Sie diskutierten den Wert der "Neuschöpfung", die Möglichkeit nach einem Zusammenbruch, ein ganz neues Wesen zu sein, indem man den vorherigen Zustand sich nicht mehr vergegenwärtigen kann. Bei uns ist die Adoleszenz eine lange gleichförmige Phase. Nur Weiterbildung und Karriere seien vorgesehen. E. F. bestätigte, dass für die 30er, 40er und 50er kein neues Schema vorgesehen sei. Es gebe doch durchaus Menschen, die erst nach 60 zur Blüte kommen. Mit 18 sei bei uns das Leben gelaufen, bemerkte J.I. trocken. Aus der Sicht der Psychoanalytikern verschiebt sich das eher auf 30. Nachher käme immer wieder dasselbe hoch, weil keine Wandlungen vorgesehen sind.
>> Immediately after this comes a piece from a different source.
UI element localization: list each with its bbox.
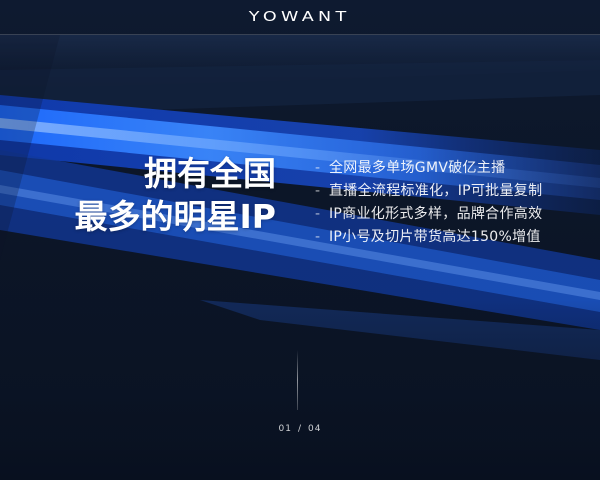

Das Nachtessen vom 16. April findet wieder im gewohnten Rahmen am Gartenweg statt. Wenn jemand Lust auf das Kochen hat, soll mir das doch melden. Ich versuche, jemanden aus dem Literaturbetrieb an den Tisch zu holen (evt. Beat Sterchi), um gemeinsam die Publikumssituation der Literaturproduzierenden zu reflektieren. - Ganz anderes Thema zum Schluss: Der Salon hat immer irgendwo zwischen privatem und öffentlichem Raum stattgefunden und hatte ein "geschlossenes" Publikum. Vom 26. März bis zum 16. Mai findet im Kunsthaus Aarau eine Ausstellung statt zum Thema SALON (als kunst- und kulturgeschichtliches wie auch aktuelles Phänomen).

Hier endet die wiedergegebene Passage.